ATHENS – Six months into a seemingly unstoppable COVID-19 pandemic, Greece's Parliament will take up a review of the New Democracy government's response that won plaudits around the world but was disparaged by its rivals, led by the major opposition former ruling Radical Left SYRIZA.
Since a 10-week lockdown began being lifted week-by-week starting May 4 and allowing tourists into the country starting in July, a second wave of Coronavirus has resurged, seeing cases and deaths soar in August, continuing into September.

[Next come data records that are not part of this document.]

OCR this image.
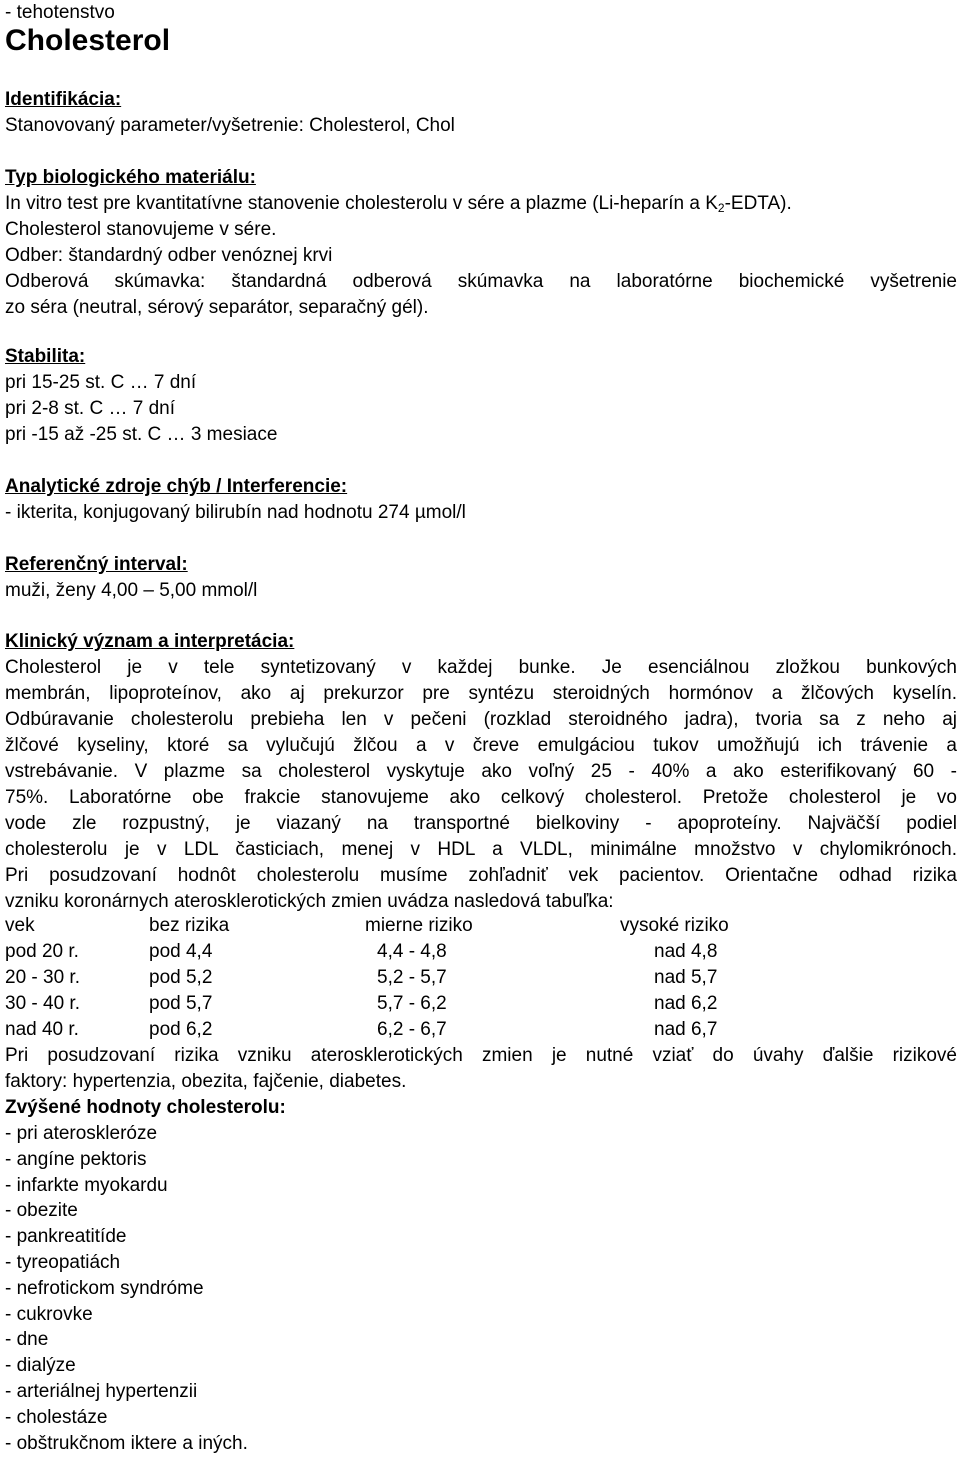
- tehotenstvo
Cholesterol
Identifikácia:
Stanovovaný parameter/vyšetrenie: Cholesterol, Chol
Typ biologického materiálu:
In vitro test pre kvantitatívne stanovenie cholesterolu v sére a plazme (Li-heparín a $K_2-EDTA$).
Cholesterol stanovujeme v sére.
Odber: štandardný odber venóznej krvi
Odberová skúmavka: štandardná odberová skúmavka na laboratórne biochemické vyšetrenie
zo séra (neutral, sérový separátor, separačný gél).
Stabilita:
pri 15-25 st. C … 7 dní
pri 2-8 st. C … 7 dní
pri -15 až -25 st. C … 3 mesiace
Analytické zdroje chýb / Interferencie:
- ikterita, konjugovaný bilirubín nad hodnotu 274 µmol/l
Referenčný interval:
muži, ženy 4,00 – 5,00 mmol/l
Klinický význam a interpretácia:
Cholesterol je v tele syntetizovaný v každej bunke. Je esenciálnou zložkou bunkových
membrán, lipoproteínov, ako aj prekurzor pre syntézu steroidných hormónov a žlčových kyselín.
Odbúravanie cholesterolu prebieha len v pečeni (rozklad steroidného jadra), tvoria sa z neho aj
žlčové kyseliny, ktoré sa vylučujú žlčou a v čreve emulgáciou tukov umožňujú ich trávenie a
vstrebávanie. V plazme sa cholesterol vyskytuje ako voľný 25 - 40% a ako esterifikovaný 60 -
75%. Laboratórne obe frakcie stanovujeme ako celkový cholesterol. Pretože cholesterol je vo
vode zle rozpustný, je viazaný na transportné bielkoviny - apoproteíny. Najväčší podiel
cholesterolu je v LDL časticiach, menej v HDL a VLDL, minimálne množstvo v chylomikrónoch.
Pri posudzovaní hodnôt cholesterolu musíme zohľadniť vek pacientov. Orientačne odhad rizika
vzniku koronárnych aterosklerotických zmien uvádza nasledová tabuľka:
vek	bez rizika	mierne riziko	vysoké riziko
pod 20 r.	pod 4,4	4,4 - 4,8	nad 4,8
20 - 30 r.	pod 5,2	5,2 - 5,7	nad 5,7
30 - 40 r.	pod 5,7	5,7 - 6,2	nad 6,2
nad 40 r.	pod 6,2	6,2 - 6,7	nad 6,7
Pri posudzovaní rizika vzniku aterosklerotických zmien je nutné vziať do úvahy ďalšie rizikové
faktory: hypertenzia, obezita, fajčenie, diabetes.
Zvýšené hodnoty cholesterolu:
- pri ateroskleróze
- angíne pektoris
- infarkte myokardu
- obezite
- pankreatitíde
- tyreopatiách
- nefrotickom syndróme
- cukrovke
- dne
- dialýze
- arteriálnej hypertenzii
- cholestáze
- obštrukčnom iktere a iných.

The discussion was proposed by the center-left Movement for Change (KINAL) leader Fofi Gennimata, which is politically irrelevant but it has set the stage for what's expected to be head butting between the government and SYRIZA.
Prime Minister Kyriakos Mitsotakis, after being a hard liner on closing non-essential businesses and following the advice of a panel of doctors and scientists in imposing health protocols, has taken a more lenient approach in allowing tourists in a bid to get the economy going again.
Foreign visitors have been responsible for only about 10 percent of the new cases, the rest brought almost exclusively by people ignoring or defying requirements to wear masks and keep a safe social distance of at least 1.5 meters (4.92 feet) apart from each other.
There have been scores of thousands of inspections but few reports of businesses being heavily fined or closed, even on the notorious island of Mykonos where wild parties made it a hot spot for COVID-19.
Geneticist Emmanouil Dermitzakis from the University of Geneva told Kathimerini that the situation in Greece is “stable but critical,” and that the number of daily cases has stabilized at around 200 following a sharp increase in early August “which had worried us.”
The biggest obstacle, he said, is to break the chain of infection between young people and older citizens who are at greater risk, many young saying they can't catch the virus because it's a disease of the old.
The government is also anxious about the reopening of schools on Sept. 14 as all
students and teachers will be required to mask up and desks pushed further apart to keep students from getting too close to each other.
The government said if there are cases in schools that only certain areas would be segregated but that closing them is still on the table if the outbreak is severe enough for that.